A daily review of what’s making news in South Carolina state government.
Thursday marks the final day of the 2017 regular session in the state House and Senate. Lawmakers are taking a bit of a victory lap a day after a 12 cents per-gallon gas tax increase became law over the objections of Gov. Henry McMaster.
Legislators overwhelmingly overrode McMaster’s veto on Wednesday, saying that raising the tax is the only realistic way for South Carolina to raise roughly $630 million in new road repair funding. McMaster had insisted the proposal would make driving more expensive and lawmakers had other options available such as borrowing new money or ensuring all current gas tax money is devoted solely to roadwork.
Members will spend Thursday attempting to compromise and pass various minor bills before the session ends at 5 p.m. However, legislators also still need to approve next year’s proposed budget.
Some legislation coming down to the wire today include an open records bill and tougher moped restrictions.
— Members of the House said they will try again next year on a plan that would try to raise nearly a half-billion dollars through borrowing to pay for building repairs at colleges and state agencies. With only one day remaining in this year’s regular session, the House voted Wednesday to delay any further debate on the $498 million bond plan until next January. Despite Wednesday’s vote, House Ways and Means Committee chairman Brian White said the state used to borrow on a cycle to raise funds for general maintenance work, but has not done so since 2001.
— The state Senate Wednesday passed a bill which attempts to make it easier for the public to access government documents. But The State newspaper reports a late amendment pulled some teeth out of the proposal. State Sen. Margie Bright Matthews, D-Colleton, stripped out House language creating a new office within the state Administrative Law Court which would allow cases to settle more quickly if an agency refuses to release records. The bill still would create a 30-day deadline for government entities to turn over public documents and requires a circuit court hear a case within 10 days.
— A group of state senators and representatives tasked with shoring up South Carolina’s flagging pension system are working on ways to make the fund more secure for the long-term.
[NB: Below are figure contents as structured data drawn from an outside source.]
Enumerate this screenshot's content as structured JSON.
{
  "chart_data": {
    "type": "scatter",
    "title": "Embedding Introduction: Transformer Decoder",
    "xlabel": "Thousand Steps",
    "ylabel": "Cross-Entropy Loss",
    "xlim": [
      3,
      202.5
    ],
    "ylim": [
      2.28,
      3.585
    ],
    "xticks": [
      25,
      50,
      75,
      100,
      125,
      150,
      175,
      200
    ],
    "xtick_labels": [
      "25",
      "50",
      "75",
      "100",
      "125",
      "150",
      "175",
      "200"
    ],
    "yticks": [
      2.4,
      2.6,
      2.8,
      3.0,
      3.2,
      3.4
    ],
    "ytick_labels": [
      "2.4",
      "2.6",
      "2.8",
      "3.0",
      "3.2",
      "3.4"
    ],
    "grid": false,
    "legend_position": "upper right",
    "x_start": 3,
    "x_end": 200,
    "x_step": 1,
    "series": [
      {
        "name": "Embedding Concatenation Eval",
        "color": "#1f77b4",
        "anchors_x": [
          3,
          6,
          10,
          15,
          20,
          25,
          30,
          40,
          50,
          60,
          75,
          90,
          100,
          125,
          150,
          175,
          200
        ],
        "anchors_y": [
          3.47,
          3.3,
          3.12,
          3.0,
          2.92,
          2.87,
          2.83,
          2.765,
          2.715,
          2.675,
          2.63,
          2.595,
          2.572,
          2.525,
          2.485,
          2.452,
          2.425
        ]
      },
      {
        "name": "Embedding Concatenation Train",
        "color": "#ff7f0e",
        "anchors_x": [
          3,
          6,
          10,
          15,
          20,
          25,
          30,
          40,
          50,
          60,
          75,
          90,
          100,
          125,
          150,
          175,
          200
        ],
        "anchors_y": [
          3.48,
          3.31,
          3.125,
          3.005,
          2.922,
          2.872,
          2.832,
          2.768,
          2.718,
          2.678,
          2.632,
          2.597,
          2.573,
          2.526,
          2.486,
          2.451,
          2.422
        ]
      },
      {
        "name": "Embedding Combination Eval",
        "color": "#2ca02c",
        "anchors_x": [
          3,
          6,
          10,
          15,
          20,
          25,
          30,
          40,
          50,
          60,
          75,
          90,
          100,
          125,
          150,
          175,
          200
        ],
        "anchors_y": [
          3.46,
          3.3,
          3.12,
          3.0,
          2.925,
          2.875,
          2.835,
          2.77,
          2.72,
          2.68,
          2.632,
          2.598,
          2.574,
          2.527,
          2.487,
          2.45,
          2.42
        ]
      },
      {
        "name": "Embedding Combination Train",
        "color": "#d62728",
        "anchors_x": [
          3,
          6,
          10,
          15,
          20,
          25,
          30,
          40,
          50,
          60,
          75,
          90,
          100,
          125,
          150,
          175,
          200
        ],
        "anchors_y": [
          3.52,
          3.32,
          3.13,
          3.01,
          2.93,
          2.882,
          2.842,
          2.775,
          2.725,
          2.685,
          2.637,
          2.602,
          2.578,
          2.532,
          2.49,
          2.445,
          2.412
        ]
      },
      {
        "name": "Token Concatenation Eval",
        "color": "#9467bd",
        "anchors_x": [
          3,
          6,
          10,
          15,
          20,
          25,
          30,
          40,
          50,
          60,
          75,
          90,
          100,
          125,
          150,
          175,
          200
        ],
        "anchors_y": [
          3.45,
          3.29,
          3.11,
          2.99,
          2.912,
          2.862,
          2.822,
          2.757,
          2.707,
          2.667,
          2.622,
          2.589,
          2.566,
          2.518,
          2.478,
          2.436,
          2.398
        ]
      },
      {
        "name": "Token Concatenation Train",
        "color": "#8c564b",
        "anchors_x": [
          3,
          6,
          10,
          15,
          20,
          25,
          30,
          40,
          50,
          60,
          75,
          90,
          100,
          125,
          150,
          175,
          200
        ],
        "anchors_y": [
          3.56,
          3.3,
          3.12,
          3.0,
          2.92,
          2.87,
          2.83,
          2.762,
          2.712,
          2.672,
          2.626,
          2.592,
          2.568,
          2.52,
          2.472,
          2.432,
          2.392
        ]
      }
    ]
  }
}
The Joint Committee on Pension Systems Review held the first of a second round of meetings this week, weeks after its plan to recharge the state’s retirement fund became law. The proposal had public agencies devote more tax dollars into the plans to help close a $20 billion gap between what the state has promised future retirees versus what it is expected to have on hand.
— Supporters briefly raised a Confederate battle flag on the Statehouse grounds Wednesday, honoring the banner removed by the legislature in 2015. But the attention was on an out-of-state group who trailed a banner with the flag behind a small plane flying over downtown Columbia for almost an hour. The group called itself the Virginia Flaggers and wrote the message says “NO COMPROMISE — VAFLAG.ORG.” The group’s website says it’s against “those who would desecrate our Confederate Monuments and memorials, and FOR our Confederate Veterans.”
— An Upstate Republican legislator plans to challenge his own party’s candidate for Secretary of State next year. State Rep. Joshua Putnam said he will make a formal announcement Thursday morning. The Secretary of State is an elected post which handles business filings and registers charities in South Carolina. Putnam said a lot of businesses are frustrated with the sluggishness of the office under current Secretary of State Mark Hammond, for instance that it did not create an online business filing system until this year.
— A former Florence County legislator who served for a single term in Congress has died at age 96. Former U.S. Rep. Ed Young passed away at home while surrounded by family Tuesday, according to an obituary. Young was a farmer who briefly served in the state House of Representatives as a Democrat from 1957 to 1960. He then switched parties and ran for Congress in 1972, becoming the first Republican to ever win South Carolina’s Sixth District. He lost reelection amid a national backlash against Republicans over the Watergate scandal two years later. He also unsuccessfully ran for governor in 1978.